The approximate equations for MPES/MDES and NSeHD/NSeDD presented above only apply under the condition that the underlying theory of Sec. 3 is appropriate. To some extent, the equations were validated by our work published in Ref. 10, where we measured the integrated scatter parameters for various camera lenses; see Sec. 7.3. In this publication, we showed that the radial irradiance profile caused by incident laser irradiation can be described by our theoretical model. Nevertheless, it was our endeavor to test their usability following different approaches.

The first test (Sec. 8.1) was focused on the usability of the integrated scatter parameters as measured according to Ref. 10. Our theoretical model contains a couple of simplifications and assumptions, which may cast doubt on its suitability. Thus, we compared calculations of the focal plane irradiance distribution based on our theoretical model with the outcome of the optics design software FRED;27 for a two-element lens and a lens of Double-Gauss type.

The second test (Sec. 8.2) was to compare the size of laser dazzle spots in camera images acquired during a field trial with the theoretical predictions of the dazzle spot size according to Eq. (33).

8.1.

Validation Using the Optical Design Software FRED

The focal plane irradiance distribution was simulated for two different optical systems using the FRED optical design software from Photon Engineering:

  • 1. a two-element laser focusing optics (LINOS 033486)

  • 2. a generic camera lens of Double-Gauss type.

The advantage of using the two-element laser focusing optics was its availability and the disclosed optical design. This allowed us to measure (a) the integrated scatter parameters of the optics as well as (b) its modeling using the FRED software. We then compared the FRED simulation results (based on the measured integrated scatter parameters) with the outcome of our theoretical model to show that the theoretical model is reliable.
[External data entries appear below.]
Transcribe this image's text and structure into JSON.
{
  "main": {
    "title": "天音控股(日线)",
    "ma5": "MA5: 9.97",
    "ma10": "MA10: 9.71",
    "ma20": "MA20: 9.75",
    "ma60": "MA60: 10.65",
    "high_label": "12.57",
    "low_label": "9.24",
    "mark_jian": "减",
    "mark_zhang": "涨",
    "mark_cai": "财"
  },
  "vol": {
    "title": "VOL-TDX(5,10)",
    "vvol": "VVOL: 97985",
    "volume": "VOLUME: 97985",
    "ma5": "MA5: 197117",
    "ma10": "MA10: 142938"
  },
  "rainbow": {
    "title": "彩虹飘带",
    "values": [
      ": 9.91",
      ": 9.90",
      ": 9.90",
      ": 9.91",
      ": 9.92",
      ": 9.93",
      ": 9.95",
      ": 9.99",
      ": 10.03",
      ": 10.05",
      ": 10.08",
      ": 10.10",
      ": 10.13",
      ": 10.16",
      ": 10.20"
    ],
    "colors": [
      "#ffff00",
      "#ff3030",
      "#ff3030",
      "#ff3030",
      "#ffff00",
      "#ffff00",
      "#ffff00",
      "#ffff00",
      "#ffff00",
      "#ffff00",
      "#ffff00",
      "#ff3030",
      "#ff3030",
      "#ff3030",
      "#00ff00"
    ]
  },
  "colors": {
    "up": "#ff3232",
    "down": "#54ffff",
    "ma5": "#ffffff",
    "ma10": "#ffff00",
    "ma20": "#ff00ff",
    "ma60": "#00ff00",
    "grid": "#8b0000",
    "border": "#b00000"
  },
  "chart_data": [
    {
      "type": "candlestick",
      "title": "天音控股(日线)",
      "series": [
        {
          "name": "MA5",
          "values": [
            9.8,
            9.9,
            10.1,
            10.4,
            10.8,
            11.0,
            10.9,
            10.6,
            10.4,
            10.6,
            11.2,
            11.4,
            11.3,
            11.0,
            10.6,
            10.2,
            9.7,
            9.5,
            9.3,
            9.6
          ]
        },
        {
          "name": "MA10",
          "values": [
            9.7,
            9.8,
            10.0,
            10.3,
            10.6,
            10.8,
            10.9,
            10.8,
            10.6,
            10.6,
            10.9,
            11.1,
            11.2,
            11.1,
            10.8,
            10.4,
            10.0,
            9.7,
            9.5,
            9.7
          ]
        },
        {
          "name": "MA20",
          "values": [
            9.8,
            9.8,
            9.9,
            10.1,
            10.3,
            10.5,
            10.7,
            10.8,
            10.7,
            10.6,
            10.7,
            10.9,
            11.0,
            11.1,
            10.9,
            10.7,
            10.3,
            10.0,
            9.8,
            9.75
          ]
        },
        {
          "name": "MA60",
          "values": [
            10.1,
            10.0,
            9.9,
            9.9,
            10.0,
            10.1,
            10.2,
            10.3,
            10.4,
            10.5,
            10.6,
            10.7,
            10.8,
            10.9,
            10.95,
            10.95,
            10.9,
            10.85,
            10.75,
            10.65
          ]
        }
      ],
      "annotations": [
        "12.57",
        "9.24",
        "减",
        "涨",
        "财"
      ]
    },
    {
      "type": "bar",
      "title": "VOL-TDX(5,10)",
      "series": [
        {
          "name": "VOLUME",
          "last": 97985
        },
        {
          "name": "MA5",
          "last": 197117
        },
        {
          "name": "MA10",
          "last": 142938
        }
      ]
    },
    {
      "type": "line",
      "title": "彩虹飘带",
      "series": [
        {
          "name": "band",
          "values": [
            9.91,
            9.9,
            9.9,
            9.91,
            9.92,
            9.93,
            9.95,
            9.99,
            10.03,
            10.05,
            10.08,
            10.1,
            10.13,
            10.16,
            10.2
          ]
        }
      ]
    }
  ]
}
The FRED simulation results shall also serve to validate that our theoretical model, in conjunction with our generic set of integrated scatter parameters (see Sec. 7.3), is able to describe even quite complex multielement camera lenses as well. Hence, we simulated the irradiance distribution at the focal plane of the generic Double-Gauss camera lens using our generic set of scatter parameters; see Eq. (51). The design data of the Double-Gauss camera lens were taken from a standard textbook on optical design.28

The computation of the focal plane irradiance distribution using the FRED software was implemented by means of a multistep simulation. One simulation was focused on the diffraction component and the second one on the stray light component. The output of both simulation runs was then combined and subsequently compared with calculations based on Eq. (4); for details, see Ref. 11. Some results are presented in Fig. 8.

Fig. 8

Comparison of the simulation results using the FRED optical design software (colored points) with the theoretical model according to Eq. (4) (black curve). (a) LINOS 033486, F=6.0; (b) LINOS 033486, F=12.0; (c) generic Double-Gauss lens, F=2.8; and (d) generic Double-Gauss lens, F=16.0. Graphs reproduced with permission from Ref. 11.

OE_63_4_043101_f008.png

The scatter plots of Fig. 8 show the radial irradiance distribution as computed by the FRED software for the aforementioned optical systems and different values of the f-number F. Each data point corresponds to a simulated sensor pixel. The green data points correspond to the results of the simulation run focused on the scatter component, while the blue data points represent the result of the simulation run focused on the diffraction component. Their combination is plotted by red data points. Furthermore, the output of the theoretical model is plotted as a black solid curve. For the LINOS 033486 laser focusing lens [Figs. 8(a) and 8(b)], we can see that the theoretical model predicts quite well the envelope of the FRED-simulation data. Of course, obtaining such a good result for this focusing lens is not really surprising since it has a rather simple optical design, and the integrated scatter parameters have been experimentally determined and served as an input for the FRED simulation.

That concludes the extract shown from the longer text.